The first step on the path to developing new products for poor people is exploratory research, or “design ethnography.” During this phase, we spend time with potential users to gain a deep understanding of the user’s world. Developing actionable insights is not a simple task; it requires approaches and techniques that foster empathy with users to gain deep insights into their wants and needs.
How long should ethnographic design research take?
When creating financial products for our partners, we are bound by time and resources – often our initial field research expeditions span only a couple of weeks. Though we leverage traditional ethnographic approaches, the emphasis is not on the quantity of interactions but on acquiring a deep understanding of the experiences of the people we have encountered. For example, in recent exploratory research around village savings and loan associations (VSLAs), we only needed to observe eight people to understand that the manual filling of ledger books by group secretaries is a tedious task and that a way to digitize this process would be invaluable.
How do we approach an ethnographic exercise?
Setting the stage for research is just as important as the research itself. Several key considerations help us ensure the environment will support a strong ethnographic session:
Avoid bringing an army of researchers to the field: It is important to keep the number of researchers small to avoid overwhelming the participant. When faced with many new faces, participants can become intimidated and less likely to provide accurate answers. Once while testing a mobile savings product in rural Uganda, our team arrived with several partners who were interested in observing the work – however, we were eight people meeting a group of four participants. The participants had not expected a big group and were overwhelmed. In response, we asked some team members to step away from the meeting and conduct other research in the village.
Limit the number of gadgets: Researchers tend to carry a flurry of gadgets (cameras, recorders, smartphones, tablets, etc.) to document every experience. However, some gadgets can look very intimidating to rural subjects. It’s worse if every team member is carrying technology.

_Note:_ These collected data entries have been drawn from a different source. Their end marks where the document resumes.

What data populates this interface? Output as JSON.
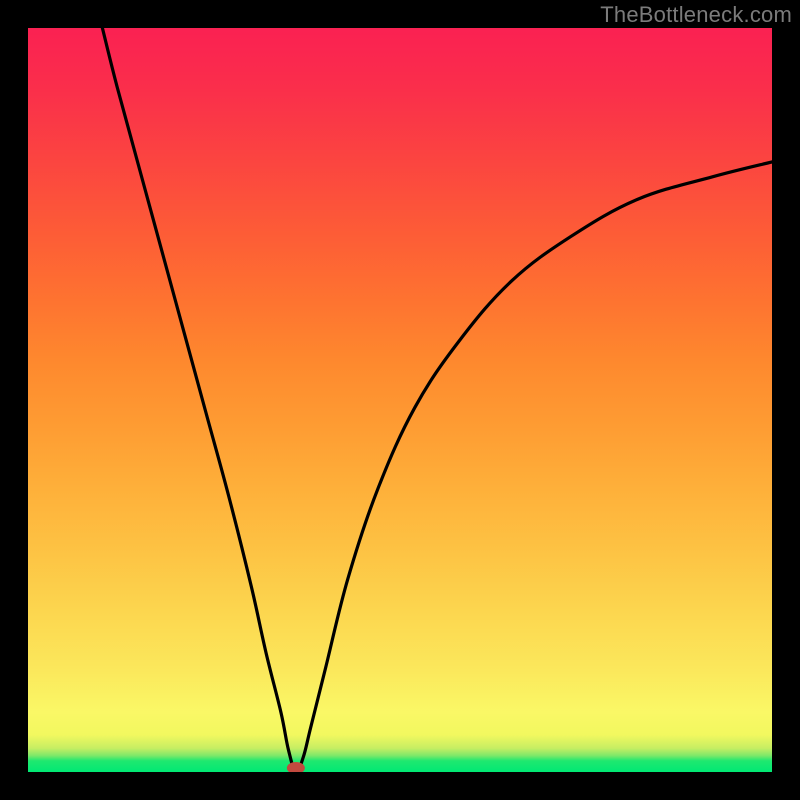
{
  "watermark": "TheBottleneck.com",
  "colors": {
    "frame_bg": "#000000",
    "curve_stroke": "#000000",
    "min_marker": "#c24a3f",
    "gradient_top": "#fa2152",
    "gradient_bottom": "#00e874"
  },
  "chart_data": {
    "type": "line",
    "title": "",
    "xlabel": "",
    "ylabel": "",
    "xlim": [
      0,
      100
    ],
    "ylim": [
      0,
      100
    ],
    "min_point": {
      "x": 36,
      "y": 0
    },
    "series": [
      {
        "name": "bottleneck-curve",
        "x": [
          10,
          12,
          15,
          18,
          21,
          24,
          27,
          30,
          32,
          34,
          35,
          36,
          37,
          38,
          40,
          43,
          47,
          52,
          58,
          65,
          73,
          82,
          92,
          100
        ],
        "y": [
          100,
          92,
          81,
          70,
          59,
          48,
          37,
          25,
          16,
          8,
          3,
          0,
          2,
          6,
          14,
          26,
          38,
          49,
          58,
          66,
          72,
          77,
          80,
          82
        ]
      }
    ],
    "annotations": []
  }
}
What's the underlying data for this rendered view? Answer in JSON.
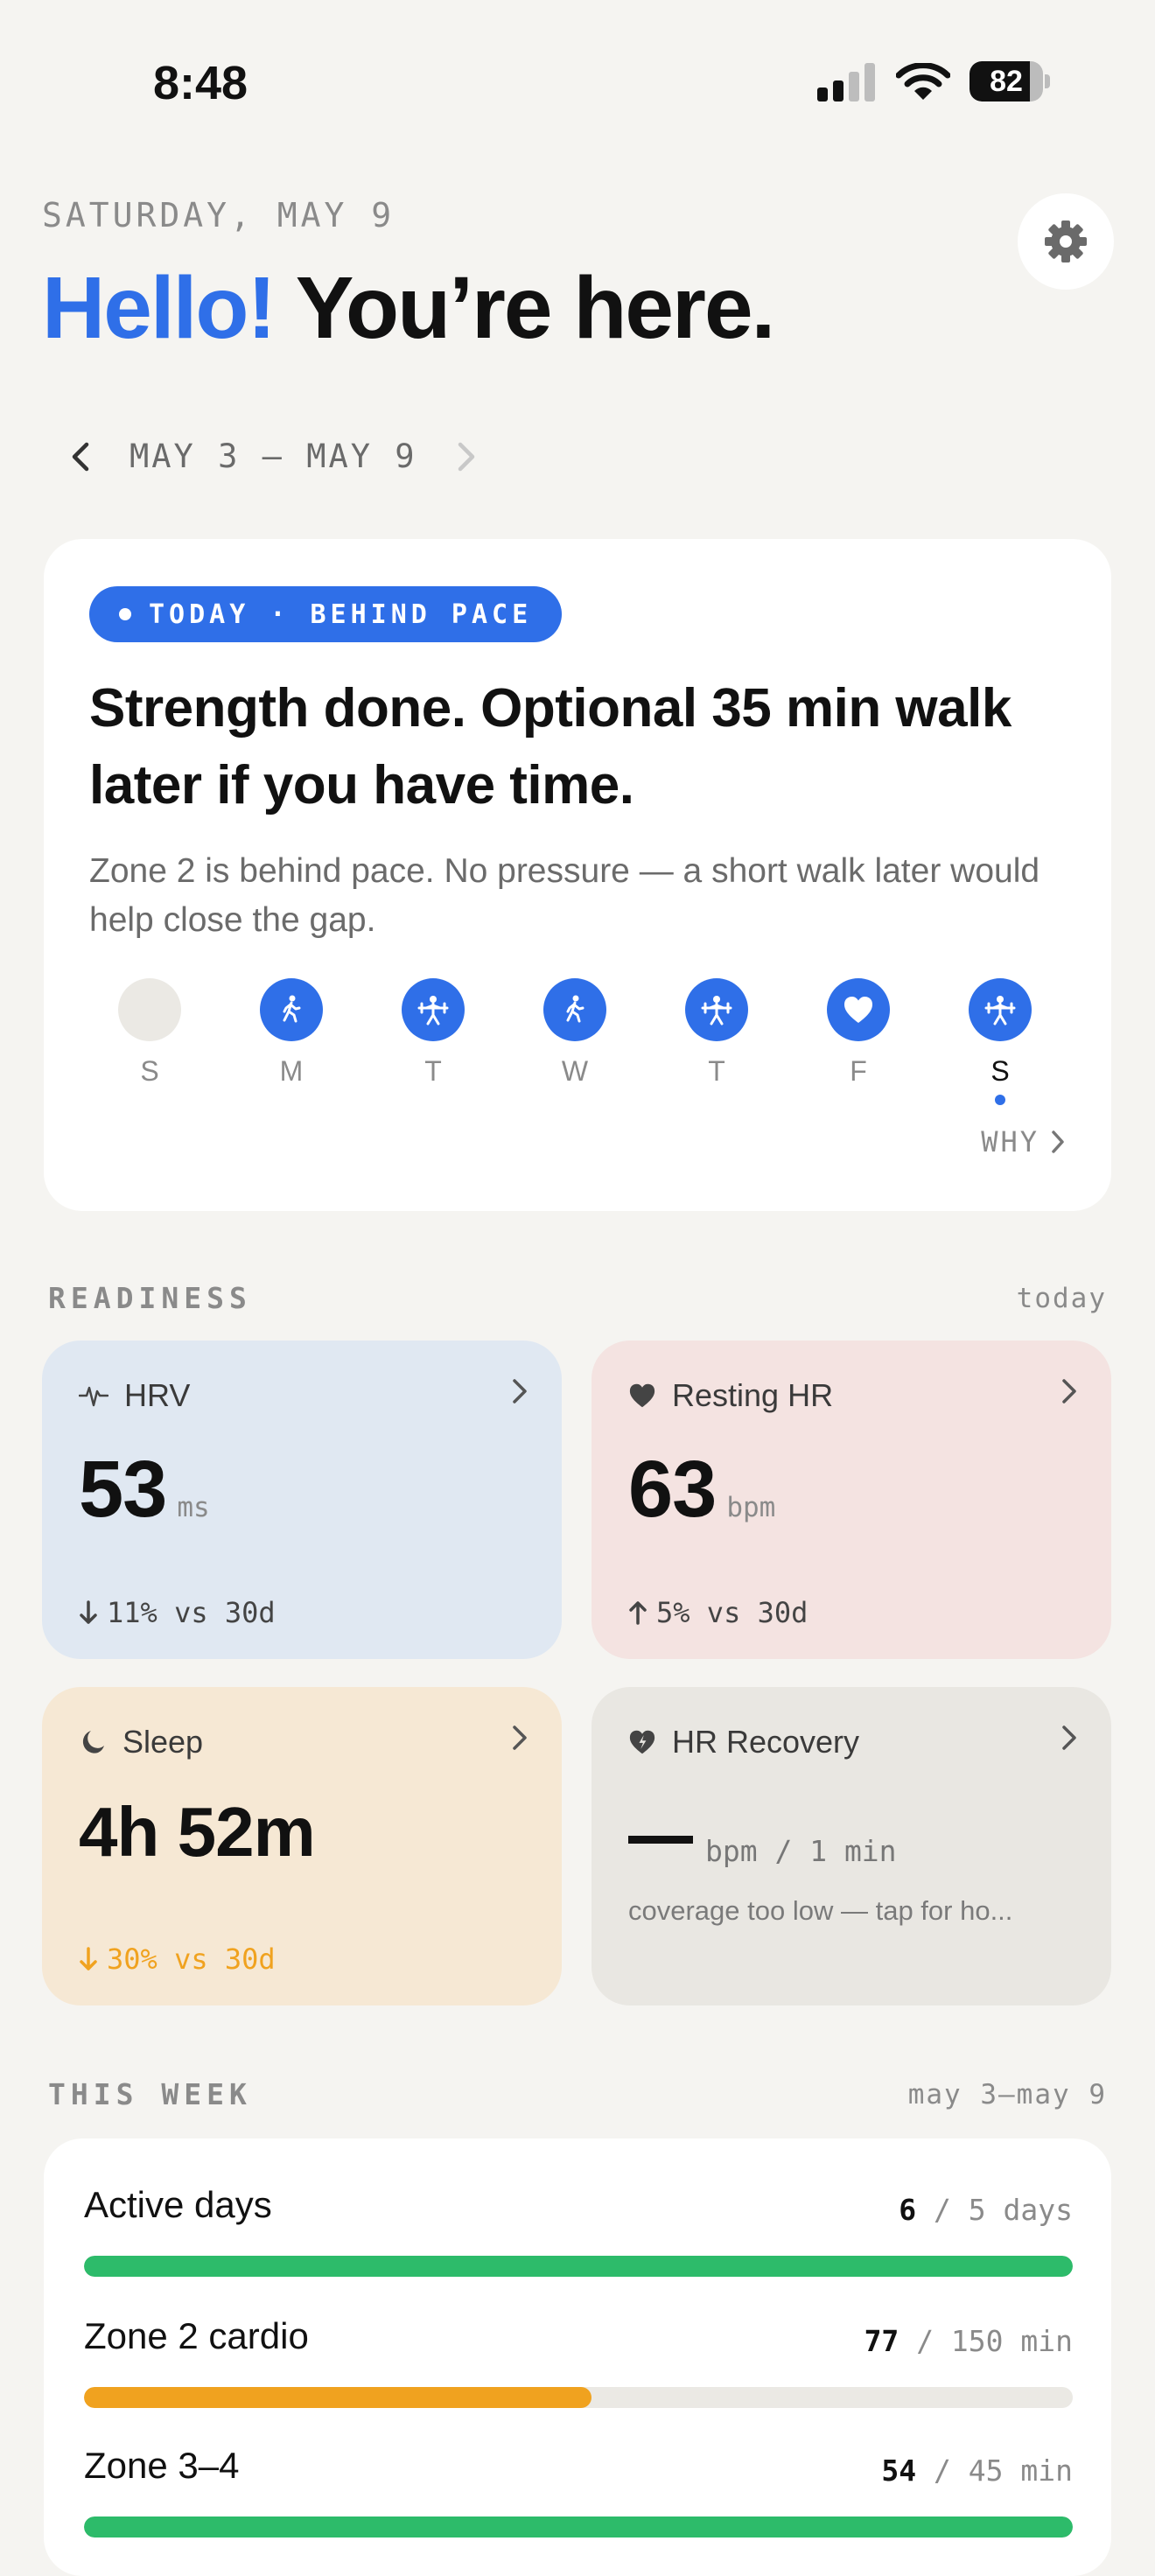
{
  "status": {
    "time": "8:48",
    "battery": "82",
    "battery_level": 0.82
  },
  "header": {
    "date": "SATURDAY, MAY 9",
    "greeting_accent": "Hello!",
    "greeting_rest": "You’re here."
  },
  "range": {
    "label": "MAY 3 — MAY 9"
  },
  "today": {
    "badge": "TODAY · BEHIND PACE",
    "headline": "Strength done. Optional 35 min walk later if you have time.",
    "subtext": "Zone 2 is behind pace. No pressure — a short walk later would help close the gap.",
    "days": [
      {
        "label": "S",
        "icon": "none"
      },
      {
        "label": "M",
        "icon": "walk-icon"
      },
      {
        "label": "T",
        "icon": "strength-icon"
      },
      {
        "label": "W",
        "icon": "walk-icon"
      },
      {
        "label": "T",
        "icon": "strength-icon"
      },
      {
        "label": "F",
        "icon": "heart-icon"
      },
      {
        "label": "S",
        "icon": "strength-icon",
        "current": true
      }
    ],
    "why_label": "WHY"
  },
  "readiness": {
    "title": "READINESS",
    "period": "today",
    "hrv": {
      "title": "HRV",
      "value": "53",
      "unit": "ms",
      "delta": "11% vs 30d",
      "direction": "down"
    },
    "rhr": {
      "title": "Resting HR",
      "value": "63",
      "unit": "bpm",
      "delta": "5% vs 30d",
      "direction": "up"
    },
    "sleep": {
      "title": "Sleep",
      "value": "4h 52m",
      "delta": "30% vs 30d",
      "direction": "down",
      "delta_color": "#f0a21f"
    },
    "hrr": {
      "title": "HR Recovery",
      "unit": "bpm / 1 min",
      "note": "coverage too low — tap for ho..."
    }
  },
  "week": {
    "title": "THIS WEEK",
    "period": "may 3–may 9",
    "goals": [
      {
        "name": "Active days",
        "value": "6",
        "target": "/ 5 days",
        "progress": 1.0,
        "color": "#2dbb6a"
      },
      {
        "name": "Zone 2 cardio",
        "value": "77",
        "target": "/ 150 min",
        "progress": 0.513,
        "color": "#f0a21f"
      },
      {
        "name": "Zone 3–4",
        "value": "54",
        "target": "/ 45 min",
        "progress": 1.0,
        "color": "#2dbb6a"
      }
    ]
  },
  "colors": {
    "accent": "#2f6fe8",
    "good": "#2dbb6a",
    "warning": "#f0a21f"
  }
}
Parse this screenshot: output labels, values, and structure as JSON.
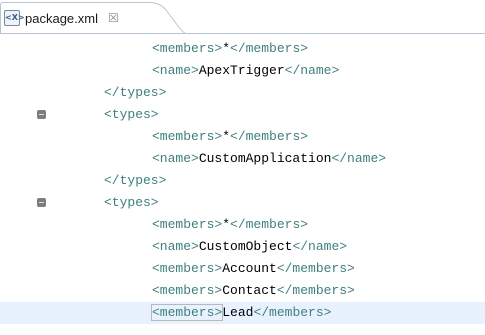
{
  "tab": {
    "icon": "xml-file-icon",
    "label": "package.xml",
    "close_glyph": "☒"
  },
  "colors": {
    "tag": "#3f7f7f",
    "text": "#000000",
    "current_line": "#e8f2fe",
    "fold_marker": "#7d7d7d"
  },
  "lines": [
    {
      "open": "<members>",
      "content": "*",
      "close": "</members>",
      "indent": 2
    },
    {
      "open": "<name>",
      "content": "ApexTrigger",
      "close": "</name>",
      "indent": 2
    },
    {
      "open": "</types>",
      "content": "",
      "close": "",
      "indent": 1
    },
    {
      "open": "<types>",
      "content": "",
      "close": "",
      "indent": 1,
      "fold": true
    },
    {
      "open": "<members>",
      "content": "*",
      "close": "</members>",
      "indent": 2
    },
    {
      "open": "<name>",
      "content": "CustomApplication",
      "close": "</name>",
      "indent": 2
    },
    {
      "open": "</types>",
      "content": "",
      "close": "",
      "indent": 1
    },
    {
      "open": "<types>",
      "content": "",
      "close": "",
      "indent": 1,
      "fold": true
    },
    {
      "open": "<members>",
      "content": "*",
      "close": "</members>",
      "indent": 2
    },
    {
      "open": "<name>",
      "content": "CustomObject",
      "close": "</name>",
      "indent": 2
    },
    {
      "open": "<members>",
      "content": "Account",
      "close": "</members>",
      "indent": 2
    },
    {
      "open": "<members>",
      "content": "Contact",
      "close": "</members>",
      "indent": 2
    },
    {
      "open": "<members>",
      "content": "Lead",
      "close": "</members>",
      "indent": 2,
      "current": true
    }
  ]
}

One way to solve this problem is to carry fewer gadgets or to appoint one team member to hold the technology (e.g., one person charged with photography is less intimidating than everyone taking photos). Timing can also be important. In a recent concept-testing exercise for a savings product that we had uploaded onto a tablet, we began the session by displaying the tablet, only to discover that participants were intimidated. However, when we explained the idea first and pulled out the tablet later, the participants were much more comfortable.
Use local contacts to recruit participants: Finding the right people to speak with is often a challenge. Using trusted intermediaries or local leaders to find subjects saves time and helps locate appropriate individuals. Using village leaders to find participants makes research easier because rural people trust and respect their leaders. Also, working through local leaders allows us to operate within existing hierarchies and avoid causing tension with the communities.
How do we ensure that we’re gathering relevant content from users?
The value of design ethnography is dependent on the quality of the content obtained from users. We follow several simple rules of thumb to collect quality data from participants:
Invest time: If you spend time with someone you instill trust – they open up and you learn more. We once came across a woman who we believed to be struggling financially, based on initial information gathered about her from our field mobilizers. However, when we invested time (about three hours) interacting with her, we were amazed to learn how much she was doing for herself – and that she had solid plans for her future. For instance, though we were told she was only a subsistence farmer, over those three hours we learned that she also raised pigs and owned a boda boda (motorcycle), and that in the future she planned to save up for a shop to enhance her income.
Beware of potential power dynamics: In rural areas, foreigners or new people can be perceived to be more knowledgeable than villagers. This power dynamic can skew research because participants may try to answer what they believe you want to hear. Avoid this scenario by building rapport with the participant before drilling into details. Explaining to the participants that you are interested in learning from them because they are the subject-matter experts also helps make them comfortable with the approach.
Use appropriate questions and research tools: No single tool or method will fit all or every project. Non-conventional methods of enquiry can shed light on new and interesting aspects of people and their lives, in turn shaping new product ideas.
Recently we wanted to know how rural dwellers make financial decisions. We presented participants with pictures representing common expenditures (food, school fees, mobile phone airtime, etc.), asked them to estimate their monthly income, and provided dummy money of the same amount. We then asked them to allocate money as they would in real life. When they finished, we presented “emergencies” – for instance, how would you change your spending if a family member fell ill? This provided a window into the decision-making process because people proactively talked through their choices as they re-allocated money. We uncovered lots of interesting tidbits about people’s lives this way.
Design ethnography can be a powerful way to drive insights that yield opportunities for new products. In our next and final post, we will talk about what do after the exploratory research phase has concluded, and how to engage the user in prototyping to enhance a product idea.
Julius Matovu is a researcher at Grameen Foundation’s MFS Incubator in Uganda.